The German Questions


The guilt question received its universal impact from the charges brought against us Germans by the victors and the world. In the summer of 1945, when in all towns and villages the posters hung with the pictures and stories from Belsen and the crucial statement, “You are the guilty!” consciences grew uneasy, horror gripped many who had indeed not known this, and something rebelled: who indicts me there? No signature, no authority—the poster came as though from empty space. It is only human that the accused, whether justly or unjustly charged, tries to defend himself.

The guilt question in political conflicts is very old. It played a great part, for instance, in the arguments between Napoleon and England, between Prussia and Austria. The Romans may have been the first to introduce into politics the claim to their own moral right, and the moral condemnation of their opponents. Against this stands on the one hand the naïveté of the objective Greeks, and on the other the ancient Jewish self-indictment before God.

That condemnation by the victorious powers became a means of politics and impure in its motives—this fact itself is a guilt pervading history.

After World War I, the Treaty of Versailles decided the war-guilt question, against Germany. Historians of all countries have since discarded the theory that only one side was guilty. At that time, as Lloyd George put it, all sides had “skidded” into the war.

Today things are altogether different. The question of guilt has acquired a more comprehensive meaning. It sounds quite unliké before.

This time the war-guilt question, in the foreground after 1918, is very clear. The war was unleashed by Hitler Germany. Germany is guilty of the war through its régime, which started the war at its own chosen moment, while none of the rest wanted it.

Today, however, “You are the guilty” means much more than war guilt.

That poster has by now been almost forgotten. But what we learned from it has remained: first, the reality of a world opinion which condemns us as a nation—and second, our own concern.

World opinion matters to us. It is mankind which so considers us—a fact to which we cannot be indifferent. Besides, guilt is coming to be a political weapon. Being held guilty, we have in this view deserved whatever grief we have come to, and are yet to come to. Herein lies the justification of the politicians who partition Germany, who restrict its reconstruction possibilities, who would leave it peaceless, suspended between life and death. The political question—which we do not have to decide and whose decision we can scarcely influence even by our most blameless conduct—is whether it is politically sensible, purposeful, safe and just to turn a whole nation into a pariah nation, to degrade it beneath all others, to dishonor it further, once it had dishonored itself. Here we are not discussing this question, nor the political question whether, and in what sense, it is necessary and useful to make admissions of guilt. It may be that the condemnation of the German people will stand. It would have tremendous consequences for us. We still hope that some day the statesmen will revise their decision, and the nations their opinion. Yet ours is not to accuse but to accept. The utter impotence to which National-Socialism brought us, and from which there is no escape in the present, technologically conditioned world situation, leaves us no alternative.

But even more important to us is how we analyze, judge and cleanse ourselves. Those charges from without no longer are our concern. On the other hand, there are the charges from within which have been voiced in German souls for twelve years, for moments at least, more or less clearly but impossible to overhear. They, by the changes they effect in ourselves, old or young, are the source of whatever self-respect is still possible for us. We must clarify the question of German guilt. This is our own business. It is independent of outside charges, however much we may hear and use them as questions and mirrors.

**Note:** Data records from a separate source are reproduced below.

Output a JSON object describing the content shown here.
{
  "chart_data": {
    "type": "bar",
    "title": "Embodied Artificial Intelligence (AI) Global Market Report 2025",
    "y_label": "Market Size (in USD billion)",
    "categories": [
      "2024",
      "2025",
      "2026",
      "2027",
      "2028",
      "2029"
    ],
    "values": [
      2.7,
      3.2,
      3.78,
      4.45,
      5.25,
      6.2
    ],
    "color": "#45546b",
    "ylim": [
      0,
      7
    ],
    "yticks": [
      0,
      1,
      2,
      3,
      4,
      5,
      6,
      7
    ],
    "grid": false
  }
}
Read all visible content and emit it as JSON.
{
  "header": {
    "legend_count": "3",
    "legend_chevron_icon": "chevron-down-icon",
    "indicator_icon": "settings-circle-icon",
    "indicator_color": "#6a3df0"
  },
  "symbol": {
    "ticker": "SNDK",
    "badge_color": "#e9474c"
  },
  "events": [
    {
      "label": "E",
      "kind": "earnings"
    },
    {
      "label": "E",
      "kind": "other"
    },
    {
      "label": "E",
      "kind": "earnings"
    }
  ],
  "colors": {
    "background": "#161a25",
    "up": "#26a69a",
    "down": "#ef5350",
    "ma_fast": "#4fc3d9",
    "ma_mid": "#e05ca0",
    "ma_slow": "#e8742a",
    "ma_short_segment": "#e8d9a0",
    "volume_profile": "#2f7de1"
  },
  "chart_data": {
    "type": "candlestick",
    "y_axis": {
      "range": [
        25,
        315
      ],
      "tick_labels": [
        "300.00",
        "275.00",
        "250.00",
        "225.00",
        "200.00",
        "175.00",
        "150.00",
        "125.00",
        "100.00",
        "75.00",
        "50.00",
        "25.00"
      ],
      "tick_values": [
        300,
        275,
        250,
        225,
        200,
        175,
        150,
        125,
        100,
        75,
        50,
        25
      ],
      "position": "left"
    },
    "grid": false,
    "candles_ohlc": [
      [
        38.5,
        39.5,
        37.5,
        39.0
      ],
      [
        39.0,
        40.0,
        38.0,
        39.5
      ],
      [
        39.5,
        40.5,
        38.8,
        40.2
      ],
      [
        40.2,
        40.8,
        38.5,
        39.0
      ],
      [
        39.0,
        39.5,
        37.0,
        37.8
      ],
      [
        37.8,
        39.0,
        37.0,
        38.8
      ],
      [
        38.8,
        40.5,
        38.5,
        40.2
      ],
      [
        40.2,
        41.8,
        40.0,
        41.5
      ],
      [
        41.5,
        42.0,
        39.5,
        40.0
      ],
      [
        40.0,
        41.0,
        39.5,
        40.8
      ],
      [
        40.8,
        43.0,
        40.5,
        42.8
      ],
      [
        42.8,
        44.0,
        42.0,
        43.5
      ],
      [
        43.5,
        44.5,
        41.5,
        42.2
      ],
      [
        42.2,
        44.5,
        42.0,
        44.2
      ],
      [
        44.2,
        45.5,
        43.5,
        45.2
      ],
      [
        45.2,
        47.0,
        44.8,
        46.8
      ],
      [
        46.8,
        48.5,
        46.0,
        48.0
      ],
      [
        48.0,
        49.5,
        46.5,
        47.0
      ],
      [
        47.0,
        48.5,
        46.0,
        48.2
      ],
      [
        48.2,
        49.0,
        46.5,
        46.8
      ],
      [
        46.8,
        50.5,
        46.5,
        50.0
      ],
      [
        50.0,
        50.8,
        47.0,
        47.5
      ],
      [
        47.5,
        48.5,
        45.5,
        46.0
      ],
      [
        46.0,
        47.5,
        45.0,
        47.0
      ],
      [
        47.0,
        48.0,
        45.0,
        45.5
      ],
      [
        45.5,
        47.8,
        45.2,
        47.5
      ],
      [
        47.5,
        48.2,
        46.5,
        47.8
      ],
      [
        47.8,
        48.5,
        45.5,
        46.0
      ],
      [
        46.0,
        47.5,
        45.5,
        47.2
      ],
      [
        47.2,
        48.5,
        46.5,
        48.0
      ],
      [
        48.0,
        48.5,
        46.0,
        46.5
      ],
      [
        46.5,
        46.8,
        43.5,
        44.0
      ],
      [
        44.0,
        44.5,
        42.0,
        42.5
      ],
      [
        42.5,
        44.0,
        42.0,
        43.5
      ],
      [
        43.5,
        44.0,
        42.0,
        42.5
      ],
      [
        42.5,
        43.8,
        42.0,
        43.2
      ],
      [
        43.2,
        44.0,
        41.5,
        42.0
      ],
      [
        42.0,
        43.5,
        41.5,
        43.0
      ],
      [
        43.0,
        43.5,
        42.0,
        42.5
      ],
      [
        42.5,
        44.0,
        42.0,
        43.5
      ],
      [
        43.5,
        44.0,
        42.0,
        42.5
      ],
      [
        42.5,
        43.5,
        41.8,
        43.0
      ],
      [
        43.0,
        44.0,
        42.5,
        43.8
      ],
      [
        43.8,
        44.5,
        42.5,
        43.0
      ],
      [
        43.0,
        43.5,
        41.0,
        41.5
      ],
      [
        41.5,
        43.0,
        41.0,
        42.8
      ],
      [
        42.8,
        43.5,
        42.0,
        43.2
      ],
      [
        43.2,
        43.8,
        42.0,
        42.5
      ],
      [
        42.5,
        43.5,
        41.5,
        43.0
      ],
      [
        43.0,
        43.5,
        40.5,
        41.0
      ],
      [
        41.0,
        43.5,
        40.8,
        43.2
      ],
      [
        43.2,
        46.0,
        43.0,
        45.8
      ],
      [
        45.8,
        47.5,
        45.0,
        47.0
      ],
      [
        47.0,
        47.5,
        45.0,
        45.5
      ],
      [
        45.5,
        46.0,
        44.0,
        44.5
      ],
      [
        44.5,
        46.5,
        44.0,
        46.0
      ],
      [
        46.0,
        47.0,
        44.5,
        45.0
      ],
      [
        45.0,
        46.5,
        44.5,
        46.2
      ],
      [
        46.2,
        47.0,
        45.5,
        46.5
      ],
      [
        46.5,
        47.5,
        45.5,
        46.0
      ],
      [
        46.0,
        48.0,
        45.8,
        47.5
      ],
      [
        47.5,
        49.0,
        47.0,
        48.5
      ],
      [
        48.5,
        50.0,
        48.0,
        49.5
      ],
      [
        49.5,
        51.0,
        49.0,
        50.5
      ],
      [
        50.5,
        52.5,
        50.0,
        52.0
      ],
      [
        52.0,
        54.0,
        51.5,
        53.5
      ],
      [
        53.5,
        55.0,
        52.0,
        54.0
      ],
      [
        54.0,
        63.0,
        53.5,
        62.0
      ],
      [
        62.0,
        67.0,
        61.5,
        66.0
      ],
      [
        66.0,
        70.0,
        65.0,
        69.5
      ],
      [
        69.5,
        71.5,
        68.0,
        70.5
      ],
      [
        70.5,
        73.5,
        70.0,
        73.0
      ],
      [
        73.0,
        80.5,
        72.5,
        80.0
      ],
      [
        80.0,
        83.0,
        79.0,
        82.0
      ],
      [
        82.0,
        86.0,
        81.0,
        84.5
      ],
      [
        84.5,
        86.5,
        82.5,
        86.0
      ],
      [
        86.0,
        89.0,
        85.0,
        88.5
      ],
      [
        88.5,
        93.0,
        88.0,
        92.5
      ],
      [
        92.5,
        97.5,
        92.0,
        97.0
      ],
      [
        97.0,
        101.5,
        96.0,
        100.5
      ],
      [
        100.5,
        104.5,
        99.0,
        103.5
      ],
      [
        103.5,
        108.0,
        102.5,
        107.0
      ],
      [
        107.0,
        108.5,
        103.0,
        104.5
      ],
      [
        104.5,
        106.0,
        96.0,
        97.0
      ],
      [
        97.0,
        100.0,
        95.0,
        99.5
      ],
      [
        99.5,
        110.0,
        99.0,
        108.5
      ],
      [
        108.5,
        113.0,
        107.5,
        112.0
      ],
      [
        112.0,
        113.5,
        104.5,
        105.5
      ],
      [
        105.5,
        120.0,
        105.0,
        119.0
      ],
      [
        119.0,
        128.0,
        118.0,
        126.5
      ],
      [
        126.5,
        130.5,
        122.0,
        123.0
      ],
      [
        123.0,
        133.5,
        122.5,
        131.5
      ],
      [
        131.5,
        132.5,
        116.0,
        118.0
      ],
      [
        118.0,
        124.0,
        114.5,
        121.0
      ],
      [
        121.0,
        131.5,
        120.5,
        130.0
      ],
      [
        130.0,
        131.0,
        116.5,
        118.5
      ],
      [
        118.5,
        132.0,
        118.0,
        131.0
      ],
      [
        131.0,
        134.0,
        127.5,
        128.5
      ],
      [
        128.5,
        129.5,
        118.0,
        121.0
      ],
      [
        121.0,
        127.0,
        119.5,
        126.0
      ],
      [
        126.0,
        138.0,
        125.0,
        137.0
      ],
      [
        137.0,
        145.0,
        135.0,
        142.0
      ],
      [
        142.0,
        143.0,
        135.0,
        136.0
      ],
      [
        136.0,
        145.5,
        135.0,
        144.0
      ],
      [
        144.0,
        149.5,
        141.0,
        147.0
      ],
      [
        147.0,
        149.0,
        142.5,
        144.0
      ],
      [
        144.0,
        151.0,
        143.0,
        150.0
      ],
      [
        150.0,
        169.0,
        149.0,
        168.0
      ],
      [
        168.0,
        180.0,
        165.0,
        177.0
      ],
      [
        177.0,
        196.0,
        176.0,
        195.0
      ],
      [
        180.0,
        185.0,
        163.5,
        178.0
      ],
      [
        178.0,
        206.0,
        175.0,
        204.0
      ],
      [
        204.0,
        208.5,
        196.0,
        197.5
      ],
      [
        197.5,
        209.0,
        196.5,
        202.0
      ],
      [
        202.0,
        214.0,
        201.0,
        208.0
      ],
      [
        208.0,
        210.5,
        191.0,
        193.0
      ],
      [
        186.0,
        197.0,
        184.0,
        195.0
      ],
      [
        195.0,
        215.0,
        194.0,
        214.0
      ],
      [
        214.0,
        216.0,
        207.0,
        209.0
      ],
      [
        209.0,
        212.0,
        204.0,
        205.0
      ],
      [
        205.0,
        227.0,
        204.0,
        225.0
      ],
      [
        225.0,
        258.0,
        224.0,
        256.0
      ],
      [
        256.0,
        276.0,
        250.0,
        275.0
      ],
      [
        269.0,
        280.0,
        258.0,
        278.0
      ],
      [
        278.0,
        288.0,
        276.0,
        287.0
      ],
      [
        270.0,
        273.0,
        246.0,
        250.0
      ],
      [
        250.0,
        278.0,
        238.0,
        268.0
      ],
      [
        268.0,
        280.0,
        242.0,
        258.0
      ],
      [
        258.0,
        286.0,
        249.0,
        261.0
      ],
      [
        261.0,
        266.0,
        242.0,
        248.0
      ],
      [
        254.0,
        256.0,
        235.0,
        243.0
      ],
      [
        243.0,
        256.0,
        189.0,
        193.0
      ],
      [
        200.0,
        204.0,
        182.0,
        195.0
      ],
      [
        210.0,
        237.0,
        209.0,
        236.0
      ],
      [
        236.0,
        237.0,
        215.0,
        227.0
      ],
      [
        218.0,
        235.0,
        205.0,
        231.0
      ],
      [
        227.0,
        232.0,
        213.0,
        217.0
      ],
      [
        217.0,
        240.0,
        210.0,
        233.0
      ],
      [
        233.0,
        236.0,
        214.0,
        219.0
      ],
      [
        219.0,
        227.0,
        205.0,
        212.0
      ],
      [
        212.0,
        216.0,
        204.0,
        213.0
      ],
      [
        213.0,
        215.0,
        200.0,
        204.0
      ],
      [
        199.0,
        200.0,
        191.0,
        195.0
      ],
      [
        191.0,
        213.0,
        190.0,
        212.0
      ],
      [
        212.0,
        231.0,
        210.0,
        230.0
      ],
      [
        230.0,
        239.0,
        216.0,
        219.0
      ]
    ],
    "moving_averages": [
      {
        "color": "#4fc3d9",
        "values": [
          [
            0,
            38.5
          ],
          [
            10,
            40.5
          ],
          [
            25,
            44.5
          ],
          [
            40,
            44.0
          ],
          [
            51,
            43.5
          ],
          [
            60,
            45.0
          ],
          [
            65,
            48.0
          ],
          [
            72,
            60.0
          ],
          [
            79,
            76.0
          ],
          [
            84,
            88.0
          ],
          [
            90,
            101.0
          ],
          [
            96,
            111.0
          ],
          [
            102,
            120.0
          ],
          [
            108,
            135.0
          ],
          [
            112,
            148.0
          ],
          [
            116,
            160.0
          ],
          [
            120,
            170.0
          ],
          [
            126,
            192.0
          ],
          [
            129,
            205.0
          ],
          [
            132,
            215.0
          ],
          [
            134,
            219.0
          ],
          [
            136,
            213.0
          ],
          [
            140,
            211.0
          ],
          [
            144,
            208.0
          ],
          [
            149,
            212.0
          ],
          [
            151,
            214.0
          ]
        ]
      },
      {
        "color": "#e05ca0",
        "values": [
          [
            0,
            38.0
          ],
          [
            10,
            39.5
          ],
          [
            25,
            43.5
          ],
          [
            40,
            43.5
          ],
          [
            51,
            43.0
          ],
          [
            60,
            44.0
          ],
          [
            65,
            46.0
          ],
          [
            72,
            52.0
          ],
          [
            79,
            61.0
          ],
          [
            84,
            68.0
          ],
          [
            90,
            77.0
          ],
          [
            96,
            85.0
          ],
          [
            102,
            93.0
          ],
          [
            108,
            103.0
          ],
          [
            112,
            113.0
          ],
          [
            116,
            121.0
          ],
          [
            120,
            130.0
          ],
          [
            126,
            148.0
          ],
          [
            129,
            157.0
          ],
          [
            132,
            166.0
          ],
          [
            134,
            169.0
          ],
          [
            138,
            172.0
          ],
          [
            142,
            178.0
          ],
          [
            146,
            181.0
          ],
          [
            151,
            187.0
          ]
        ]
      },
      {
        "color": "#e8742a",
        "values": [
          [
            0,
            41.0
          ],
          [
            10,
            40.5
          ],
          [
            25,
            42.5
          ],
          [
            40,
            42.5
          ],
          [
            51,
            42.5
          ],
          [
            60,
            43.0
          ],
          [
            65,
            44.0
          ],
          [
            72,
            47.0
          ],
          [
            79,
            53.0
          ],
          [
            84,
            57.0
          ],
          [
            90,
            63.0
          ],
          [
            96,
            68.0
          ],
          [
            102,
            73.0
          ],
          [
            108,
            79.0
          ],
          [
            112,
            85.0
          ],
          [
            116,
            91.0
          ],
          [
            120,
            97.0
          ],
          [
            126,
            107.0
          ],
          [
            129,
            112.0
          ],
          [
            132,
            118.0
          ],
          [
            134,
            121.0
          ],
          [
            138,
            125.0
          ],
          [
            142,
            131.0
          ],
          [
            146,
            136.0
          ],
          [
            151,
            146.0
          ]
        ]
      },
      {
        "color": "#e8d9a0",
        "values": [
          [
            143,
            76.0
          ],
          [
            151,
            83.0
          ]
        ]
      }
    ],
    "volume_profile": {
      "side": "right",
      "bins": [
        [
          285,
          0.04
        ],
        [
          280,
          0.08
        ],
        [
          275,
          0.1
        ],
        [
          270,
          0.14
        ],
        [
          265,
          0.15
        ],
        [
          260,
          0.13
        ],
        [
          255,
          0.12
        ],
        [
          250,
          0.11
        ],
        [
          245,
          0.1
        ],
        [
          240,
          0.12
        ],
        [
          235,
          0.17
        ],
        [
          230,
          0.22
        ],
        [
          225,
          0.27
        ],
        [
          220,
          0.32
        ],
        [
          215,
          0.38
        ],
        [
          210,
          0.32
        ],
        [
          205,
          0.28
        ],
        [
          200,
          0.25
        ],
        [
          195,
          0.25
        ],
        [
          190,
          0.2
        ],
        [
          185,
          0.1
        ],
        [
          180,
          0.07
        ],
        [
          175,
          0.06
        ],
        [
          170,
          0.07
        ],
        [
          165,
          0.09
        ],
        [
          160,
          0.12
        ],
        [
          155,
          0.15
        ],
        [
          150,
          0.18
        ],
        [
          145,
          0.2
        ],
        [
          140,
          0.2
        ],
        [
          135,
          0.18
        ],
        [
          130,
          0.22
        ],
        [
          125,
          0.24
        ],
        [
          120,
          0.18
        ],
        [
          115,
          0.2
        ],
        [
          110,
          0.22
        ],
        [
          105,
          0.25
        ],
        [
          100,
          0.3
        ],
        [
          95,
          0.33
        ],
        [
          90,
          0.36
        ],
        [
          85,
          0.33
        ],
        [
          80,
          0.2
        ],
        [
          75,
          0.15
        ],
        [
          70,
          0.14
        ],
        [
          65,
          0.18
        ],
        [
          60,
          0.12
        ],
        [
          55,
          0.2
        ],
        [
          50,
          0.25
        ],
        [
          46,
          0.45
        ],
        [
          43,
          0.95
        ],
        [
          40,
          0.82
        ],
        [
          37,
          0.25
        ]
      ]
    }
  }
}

That statement, “You are the guilty,” can have several meanings. It can mean:

“You must answer for the acts of the régime you tolerated”—this involves our political guilt.

Or: “You are guilty, moreover, of giving your support and cooperation to this régime”—therein lies our moral guilt.

Or: “You are guilty of standing by inactively when the crimes were committed”—there, a metaphysical guilt suggests itself.

I hold these three statements to be true—although only the first, concerning political liability, is quite correct and to be made without reservations, while the second and third, on moral and metaphysical guilt, become untrue in legal form, as uncharitable testimony.

A further meaning of “You are the guilty” could be:

“You took part in these crimes, and are therefore criminals yourselves.” This statement, applied to the overwhelming majority of Germans, is patently false.

Lastly, the phrase may mean: “You are inferior as a nation, ignoble, criminal, the scum of the earth, different from all other nations.” This is the collectivist type of thought and appraisal, classifying every individual under these generalizations. It is radically false and itself inhuman, whether done for good or evil ends.

After these brief anticipatory remarks we shall now take up the question at close range.